The Bush administration issued a veto threat Thursday against legislation that would scale back key parts of the anti-terrorism Patriot Act.
In a letter to Senate leaders, Attorney General John Ashcroft said the changes contemplated by the Security and Freedom Ensured Act, or SAFE, would “undermine our ongoing campaign to detect and prevent catastrophic terrorist attacks.”
If the bill reaches President Bush’s desk in its current form, Ashcroft said, “the president’s senior advisers will recommend that it be vetoed.”
The threat comes a week after Bush, in his State of the Union address, called for Congress to reauthorize the Patriot Act before it expires in 2005. The law, which was passed shortly after the Sept. 11, 2001, terrorist attacks, expanded the government’s wiretap and other surveillance authority, removed barriers between FBI and CIA information-sharing and provided more tools for terror finance investigations.
Civil liberties groups and some lawmakers, including Republicans, believe the act goes too far and endangers the privacy of innocent citizens.
‘Sneak and peek’ warrants criticized
The SAFE Act, which has not yet had a hearing in either the House or the Senate, was introduced last fall by Sens.
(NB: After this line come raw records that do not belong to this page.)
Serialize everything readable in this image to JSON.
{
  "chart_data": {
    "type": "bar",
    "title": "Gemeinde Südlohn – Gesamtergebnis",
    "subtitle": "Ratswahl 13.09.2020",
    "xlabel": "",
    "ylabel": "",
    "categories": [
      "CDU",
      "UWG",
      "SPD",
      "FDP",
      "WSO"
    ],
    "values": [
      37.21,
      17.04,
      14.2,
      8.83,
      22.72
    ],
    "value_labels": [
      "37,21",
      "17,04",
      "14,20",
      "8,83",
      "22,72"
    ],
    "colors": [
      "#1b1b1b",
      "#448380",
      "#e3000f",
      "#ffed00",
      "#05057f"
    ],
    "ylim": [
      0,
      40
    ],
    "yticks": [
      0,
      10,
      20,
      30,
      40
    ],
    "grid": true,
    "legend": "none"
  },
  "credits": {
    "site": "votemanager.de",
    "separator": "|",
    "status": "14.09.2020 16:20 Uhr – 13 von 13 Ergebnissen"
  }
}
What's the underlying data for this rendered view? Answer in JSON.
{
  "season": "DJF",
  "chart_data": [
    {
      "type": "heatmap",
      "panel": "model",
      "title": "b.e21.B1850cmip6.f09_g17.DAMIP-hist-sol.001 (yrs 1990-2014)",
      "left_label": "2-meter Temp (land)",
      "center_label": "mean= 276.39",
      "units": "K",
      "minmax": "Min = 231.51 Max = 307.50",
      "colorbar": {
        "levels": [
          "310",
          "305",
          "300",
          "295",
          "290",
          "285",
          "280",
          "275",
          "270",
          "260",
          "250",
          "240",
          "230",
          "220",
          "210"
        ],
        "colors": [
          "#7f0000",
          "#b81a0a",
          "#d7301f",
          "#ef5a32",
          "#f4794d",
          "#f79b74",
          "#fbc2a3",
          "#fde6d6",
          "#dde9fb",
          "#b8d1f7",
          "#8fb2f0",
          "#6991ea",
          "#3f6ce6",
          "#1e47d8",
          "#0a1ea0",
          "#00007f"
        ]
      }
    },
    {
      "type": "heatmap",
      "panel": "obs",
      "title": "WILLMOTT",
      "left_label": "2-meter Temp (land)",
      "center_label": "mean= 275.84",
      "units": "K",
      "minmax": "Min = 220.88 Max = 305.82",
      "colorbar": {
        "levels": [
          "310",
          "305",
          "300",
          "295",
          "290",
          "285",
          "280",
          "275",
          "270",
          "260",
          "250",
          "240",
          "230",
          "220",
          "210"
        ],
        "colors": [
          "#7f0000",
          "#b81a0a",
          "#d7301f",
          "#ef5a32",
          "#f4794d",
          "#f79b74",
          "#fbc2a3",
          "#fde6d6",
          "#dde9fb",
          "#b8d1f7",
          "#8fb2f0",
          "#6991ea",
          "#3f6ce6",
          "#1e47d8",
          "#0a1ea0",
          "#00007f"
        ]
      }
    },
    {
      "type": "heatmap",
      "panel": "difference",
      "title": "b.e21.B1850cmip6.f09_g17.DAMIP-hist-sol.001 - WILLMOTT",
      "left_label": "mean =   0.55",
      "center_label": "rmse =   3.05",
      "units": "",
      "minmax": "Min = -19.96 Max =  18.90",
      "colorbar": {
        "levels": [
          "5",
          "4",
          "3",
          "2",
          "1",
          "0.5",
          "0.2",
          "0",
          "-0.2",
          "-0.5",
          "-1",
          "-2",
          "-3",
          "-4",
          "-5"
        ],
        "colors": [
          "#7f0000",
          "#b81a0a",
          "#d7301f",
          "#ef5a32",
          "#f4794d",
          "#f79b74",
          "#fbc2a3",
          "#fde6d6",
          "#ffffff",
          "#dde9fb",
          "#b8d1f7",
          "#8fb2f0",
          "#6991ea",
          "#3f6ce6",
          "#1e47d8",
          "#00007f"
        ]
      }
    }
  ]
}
Larry Craig, R-Idaho, and Dick Durbin, D-Ill., and other lawmakers of both parties.
In a statement at the time, Craig said the bill was a “measured” response to concerns that the Patriot Act threatened civil liberties and privacy rights.
“This legislation intends to ensure the liberties of law-abiding individuals are protected in our nation’s fight against terrorism, without in any way impeding that fight,” Craig said.
The bill would modify so-called “sneak and peek” search warrants that allow for delayed notification of the target of the search. In addition, warrants for roving wiretaps used to monitor a suspect’s multiple cellular telephones would have to make sure the target was present at the site being wiretapped before information could be collected.
The legislation also would reinstate standards in place before the Patriot Act was passed regarding library records by forcing the FBI to show that it had reason to believe that the person involved was a suspected terrorist or spy. In addition, the bill would impose expiration dates on nationwide search warrants and other provisions of the Patriot Act, providing for congressional review.
Ashcroft, who last year embarked on a national speaking tour in support of the Patriot Act, said the legislation would “make it even more difficult to mount an effective anti-terror campaign than it was before the Patriot Act was passed.”